5 UNLAWFUL REASONS AN EMPLOYER CAN FIRE YOU
In some cases, staff may get fired inappropriately for little or no reason at all. Sometimes, it may be due to some form of discrimination against the employee. This might be based on race, religion, age or even gender.
Labor laws are put in place for the overall welfare of workers and also protect them in the case of illegal terminations. However, some employers will defy these laws and proceed to terminate workers illegally.
Below are some of the 5 most common reasons for illegal termination at work in California:
California’s workplace laws disqualify any “discriminatory” reasons as a lawful excuse to fire staff at will.
The Fair Employment and Housing Act (FEHA) is California’s top anti-discrimination law that caters to workers. It emphasizes employers discriminating against their staff based on;
- a) Age; For employees past the age of forty.
- b) Race; Hispanic, Black, country of origin.
- c) Religion; Islam and Christian etc.
- d) Marital Status; married, single or divorced.
- e) Stance On sexuality; LGBTQ or heterosexual.
- f) Military or veteran status.
It is not allowed for employers to demonstrate a bias towards workers of a certain class. It is, also, not recognized as a lawful reason to terminate a worker’s contract if the reason may be discriminatory in nature. Violators of certain sections of the FEHA will be fined.
Employees might wish to make a complaint about their employer and their behavior. Most labor laws in California protect employees from being picked on or laid off as the result of reporting their employer for negative behavior.
Some likely scenarios in which the laws exempt staff from being illegally terminated in California include:
- a) Employers defaulting on wages
- b) Employers engaging in unlawful activities
- c) Raising complaints in the event of workplace conditions that might pose a risk to safety
Other situations include disclosure of income to other employees and disclosure of company working conditions. This applies only to certain information that is not legally protected, such as trade secrets.
3. Taking Time Off
There are many benefits attached to most jobs such as HMOs, sick leaves and maternity leaves amongst others. Employees are entitled to take these leaves when requested as long as they are eligible for it.
When an employer decides to terminate staff for taking one of such leaves, it is considered illegal. Some of the most common types of leaves entitled to employees are:
- a) Medical and family leave for a period of up to 3 months.
- b) Leave on the grounds of a serious health challenge of a close relative, after the employee has fulfilled certain requirements.
- c) Paid sick leave which employees have the right to take accrued leaves at once.
- d) Nursing mother taking a lactation break. This is the time of the day when the mother is free to breastfeed.
Other leaves for which an employee is entitled to include; military leave, time off to vote amongst others. The laws of California do not permit an employer to lay off staff for taking any of these aforementioned leaves when necessary.
4. Violation of Public Policy
There are cases where an employee fires staff for reasons, which do not violate the law.

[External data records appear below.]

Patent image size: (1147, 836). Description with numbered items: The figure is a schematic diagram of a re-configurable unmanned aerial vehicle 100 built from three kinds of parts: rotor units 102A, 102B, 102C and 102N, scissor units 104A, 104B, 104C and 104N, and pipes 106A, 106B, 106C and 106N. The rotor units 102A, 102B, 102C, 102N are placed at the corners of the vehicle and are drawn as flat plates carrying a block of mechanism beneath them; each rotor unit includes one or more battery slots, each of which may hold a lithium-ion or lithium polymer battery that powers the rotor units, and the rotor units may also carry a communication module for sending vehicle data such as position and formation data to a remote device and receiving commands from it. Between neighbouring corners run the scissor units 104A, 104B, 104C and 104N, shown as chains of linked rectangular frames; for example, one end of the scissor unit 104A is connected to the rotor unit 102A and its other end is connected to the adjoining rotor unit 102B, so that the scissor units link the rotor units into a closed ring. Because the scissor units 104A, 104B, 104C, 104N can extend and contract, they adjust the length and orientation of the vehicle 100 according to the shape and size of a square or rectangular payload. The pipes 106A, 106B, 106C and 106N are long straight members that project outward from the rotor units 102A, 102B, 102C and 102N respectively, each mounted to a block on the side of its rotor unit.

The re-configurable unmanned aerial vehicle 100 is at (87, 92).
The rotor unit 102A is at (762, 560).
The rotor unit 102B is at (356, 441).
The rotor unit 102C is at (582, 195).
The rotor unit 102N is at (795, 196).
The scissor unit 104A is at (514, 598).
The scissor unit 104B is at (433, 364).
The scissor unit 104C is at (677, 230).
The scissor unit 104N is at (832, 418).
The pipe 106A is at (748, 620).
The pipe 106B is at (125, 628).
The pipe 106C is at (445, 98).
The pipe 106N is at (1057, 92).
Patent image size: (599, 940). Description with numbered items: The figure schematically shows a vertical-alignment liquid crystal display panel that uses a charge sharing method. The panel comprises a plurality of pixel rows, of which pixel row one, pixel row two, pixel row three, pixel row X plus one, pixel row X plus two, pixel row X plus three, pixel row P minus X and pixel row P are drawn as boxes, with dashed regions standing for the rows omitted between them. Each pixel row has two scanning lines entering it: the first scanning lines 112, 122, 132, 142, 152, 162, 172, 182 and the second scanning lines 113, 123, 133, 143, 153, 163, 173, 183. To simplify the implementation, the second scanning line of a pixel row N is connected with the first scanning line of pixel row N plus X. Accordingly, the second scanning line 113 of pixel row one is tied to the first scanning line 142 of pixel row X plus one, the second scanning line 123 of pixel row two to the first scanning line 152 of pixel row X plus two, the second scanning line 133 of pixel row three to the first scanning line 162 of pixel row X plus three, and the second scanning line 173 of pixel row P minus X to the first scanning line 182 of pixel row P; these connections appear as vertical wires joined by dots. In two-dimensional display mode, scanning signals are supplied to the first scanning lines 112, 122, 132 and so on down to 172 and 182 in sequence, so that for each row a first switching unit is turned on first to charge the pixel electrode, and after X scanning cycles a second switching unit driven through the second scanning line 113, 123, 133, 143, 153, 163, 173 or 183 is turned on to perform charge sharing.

However, the employer might have breached a fundamental public policy. Cases such as this still provide illegal claims for firing a staff.
A situation which violates public policy is when staff is laid off for refusing to do something illegal or inappropriate. Several types of illegal terminations violate public policy under California’s labor laws.
5. Violation of the Employment Contract
Employment in California is said to be “at-will” by default. This means the employee is free to leave the job any time, and the employer can also lay them off at any time. This includes reasons considered lawful and unlawful.
This presents a kind of tricky situation. Your boss could arrive after an argument with his spouse and fire the first worker who upsets him that morning. The employee cannot claim this being an illegal reason to be laid off. At the same time, it does not count as being unlawful.
However, some employees sign contracts with their bosses. A reason such as breach of contract or negligence of duty is a lawful reason to terminate one’s employment. In this instance, termination of the employees appointment is only permissible when the clearly stated contract in the terms are breached.
Finally, working in California has state laws that cater to employees. Though employers exercise lots of power, you have the ability, as an employee, to speak up when you feel you have been fired unjustly. Some cases of illegal employment termination may be settled in court or out of court. What is important is that employees who are illegally terminated are adequately compensated or reinstated.